My new five-year plan is less about where I want to be at the end of that time and more about how I want to be living by that time. It involves concentrating on my personal projects, such as writing, animation, programming, and learning. It involves improving my spiritual life—starting to attend church again and spending more time in prayer and Bible reading. There are some professional development and financial goals in there, as well. I'd like to increase my salary by at least 10% per year and accumulate a net worth of at least $200k. In spite of not being terribly concerned with my mortality, I am getting a little worried about my health. Exercise and a better diet are going to be essential in coming years. I want an exercise plan that I can use in my tiny apartment and that won't cost me much on an ongoing basis. I want to be a bit more deliberate in cultivating my personal relationships.

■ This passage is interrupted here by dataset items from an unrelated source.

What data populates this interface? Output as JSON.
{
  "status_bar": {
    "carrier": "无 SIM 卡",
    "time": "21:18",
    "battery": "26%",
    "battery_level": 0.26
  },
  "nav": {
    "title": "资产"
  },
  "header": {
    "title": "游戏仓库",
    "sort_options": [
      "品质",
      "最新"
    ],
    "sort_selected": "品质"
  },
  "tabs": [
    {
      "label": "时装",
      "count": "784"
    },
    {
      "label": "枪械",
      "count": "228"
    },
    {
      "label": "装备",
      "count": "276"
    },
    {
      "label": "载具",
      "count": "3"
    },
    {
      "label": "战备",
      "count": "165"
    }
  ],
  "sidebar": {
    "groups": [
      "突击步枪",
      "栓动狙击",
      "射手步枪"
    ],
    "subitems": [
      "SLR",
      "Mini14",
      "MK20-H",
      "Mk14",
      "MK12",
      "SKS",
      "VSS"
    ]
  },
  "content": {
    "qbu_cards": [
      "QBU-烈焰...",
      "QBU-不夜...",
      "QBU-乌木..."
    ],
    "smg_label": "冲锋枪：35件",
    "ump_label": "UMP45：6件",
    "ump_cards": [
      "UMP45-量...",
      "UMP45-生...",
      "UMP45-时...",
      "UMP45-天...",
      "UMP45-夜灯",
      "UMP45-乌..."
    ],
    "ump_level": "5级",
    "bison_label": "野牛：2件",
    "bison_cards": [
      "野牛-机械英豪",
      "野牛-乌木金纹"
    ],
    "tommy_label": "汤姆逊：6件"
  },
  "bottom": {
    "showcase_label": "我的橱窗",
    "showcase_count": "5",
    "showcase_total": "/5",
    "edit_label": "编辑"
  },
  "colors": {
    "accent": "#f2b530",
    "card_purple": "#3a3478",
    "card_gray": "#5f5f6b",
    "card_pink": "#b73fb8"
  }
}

To go along with the five-year plan is a ten-year plan. Obviously, over such a long time scale, objectives are a bit broader and less well-defined. My net worth should be above $500,000 (in today's dollars) and generating enough passive income to support my current lifestyle. I'll have 15 years experience in the VFX industry by that time, and I should be in a senior position by then. I'll have the option of continuing or shifting to true freelancing, maybe even moving back to the Midwest, where that passive income will get me a nicer lifestyle while I continue to earn remotely. Heck, by then the entire industry might have shifted to telecommuting, and I'll be able to work from anywhere at all.
It's been a pretty good life so far. There are definitely things I wish had gone differently, but I cannot say that I regret too many of them. I know there are some people out there whom I've hurt, either through negligence or thoughtlessness. That weighs heavily on me. I'm sure there are others that I've offended without ever even realizing it. Without knowing who you are or what I did, I cannot regret, but I hope you can extend forgiveness, anyway.
I expect my next forty years to be even better than the first forty. I'm sure trouble will come, and tears will fall. I can bear it, though, because I know Whose I am, and I know there are so many who love me. May I have the strength to love as much in return.